Q2. ホテルの施設管理は本当にオフィスビルより激務なの?
A. はい、一般的にホテルの方が激務です。24時間体制での対応が求められ、Yahoo!知恵袋では「ベッドメイクやらされる」「深夜の依頼も頻繁」という実体験が報告されています。ただし、年収はホテルの方が50-80万円高い傾向があります。ワークライフバランスを重視するならオフィスビル、年収アップを目指すならホテルという選択になります。
Q3. 施設管理の職場の人間関係はどんな感じ?
A. 職人気質で厳しいけれど根は良い人が多いというのが現場の声です。技術的な指導は厳格ですが、パワハラのような問題は他業界と比べて少ない傾向にあります。

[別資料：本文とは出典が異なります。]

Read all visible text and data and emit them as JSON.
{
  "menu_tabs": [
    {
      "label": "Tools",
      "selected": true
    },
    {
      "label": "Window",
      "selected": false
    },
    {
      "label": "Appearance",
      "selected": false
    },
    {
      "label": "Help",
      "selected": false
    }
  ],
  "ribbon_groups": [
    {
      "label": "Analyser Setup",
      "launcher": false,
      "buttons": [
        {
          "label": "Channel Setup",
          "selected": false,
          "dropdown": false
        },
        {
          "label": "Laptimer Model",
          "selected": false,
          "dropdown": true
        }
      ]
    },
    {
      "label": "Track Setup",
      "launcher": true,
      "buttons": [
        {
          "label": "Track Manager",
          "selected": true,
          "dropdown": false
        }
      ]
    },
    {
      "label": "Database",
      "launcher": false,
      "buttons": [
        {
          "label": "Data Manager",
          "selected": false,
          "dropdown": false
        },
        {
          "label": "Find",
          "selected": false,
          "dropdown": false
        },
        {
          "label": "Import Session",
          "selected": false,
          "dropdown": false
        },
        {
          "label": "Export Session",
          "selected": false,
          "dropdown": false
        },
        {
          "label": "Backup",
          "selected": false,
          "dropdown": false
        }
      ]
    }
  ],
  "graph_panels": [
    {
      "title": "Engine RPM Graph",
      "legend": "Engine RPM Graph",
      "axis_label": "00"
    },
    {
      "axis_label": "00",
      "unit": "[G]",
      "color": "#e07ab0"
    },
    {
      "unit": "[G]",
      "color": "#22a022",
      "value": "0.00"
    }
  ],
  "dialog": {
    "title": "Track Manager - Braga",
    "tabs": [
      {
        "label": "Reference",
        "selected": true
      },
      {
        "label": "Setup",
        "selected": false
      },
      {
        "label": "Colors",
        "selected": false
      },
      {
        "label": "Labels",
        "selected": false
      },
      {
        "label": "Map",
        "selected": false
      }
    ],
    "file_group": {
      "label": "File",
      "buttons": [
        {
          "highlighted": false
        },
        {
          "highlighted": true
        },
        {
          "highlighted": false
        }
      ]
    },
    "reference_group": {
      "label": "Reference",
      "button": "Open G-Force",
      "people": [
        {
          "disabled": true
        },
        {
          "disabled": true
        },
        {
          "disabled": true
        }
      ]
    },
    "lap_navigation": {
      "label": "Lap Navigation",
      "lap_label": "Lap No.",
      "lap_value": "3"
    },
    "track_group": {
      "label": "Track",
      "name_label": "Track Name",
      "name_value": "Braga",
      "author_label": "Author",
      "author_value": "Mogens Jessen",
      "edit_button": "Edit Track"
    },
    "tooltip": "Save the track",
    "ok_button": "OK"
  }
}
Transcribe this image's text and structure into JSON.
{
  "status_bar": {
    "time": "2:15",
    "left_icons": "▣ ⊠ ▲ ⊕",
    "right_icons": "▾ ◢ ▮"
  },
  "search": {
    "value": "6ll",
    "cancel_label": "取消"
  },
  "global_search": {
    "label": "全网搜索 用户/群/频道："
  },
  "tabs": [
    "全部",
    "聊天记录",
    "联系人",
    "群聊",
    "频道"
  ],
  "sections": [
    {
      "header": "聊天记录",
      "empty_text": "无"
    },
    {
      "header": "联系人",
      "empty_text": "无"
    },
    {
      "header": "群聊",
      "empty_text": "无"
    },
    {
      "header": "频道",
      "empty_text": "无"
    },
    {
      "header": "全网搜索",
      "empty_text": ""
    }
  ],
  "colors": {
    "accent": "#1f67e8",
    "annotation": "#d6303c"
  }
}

少人数のチームで働くことが多いため、合わない人がいると辛いですが、逆に良い先輩に恵まれると技術を丁寧に教えてもらえる環境です。
Q4. 未経験から施設管理に転職するベストタイミングは?
A. 30代前半までがベストタイミングです。30代後半でも転職可能ですが、夜勤・宿直への対応力や継続的な学習意欲がより重要になります。転職前に第二種電気工事士を取得しておくと成功率が上がります。「年をとればとるほど、未経験の場合、転職は難しくなる」という現場の声もあるため、検討中なら早めの行動をおすすめします。
Q5. 施設管理から施工管理への転職は可能?
A. 可能です。施設管理で得た電気・設備の知識は電気施工管理技士の受験に活かせます。実際の面談では、「次の選択で選択肢を潰したくない」と2手先を読んでキャリアプランを立てる転職者も多くいます。施設管理→電気施工管理技士取得→施工管理への転職という3段階のキャリアパスが現実的です。年収も施工管理の方が100-150万円高くなる傾向があります。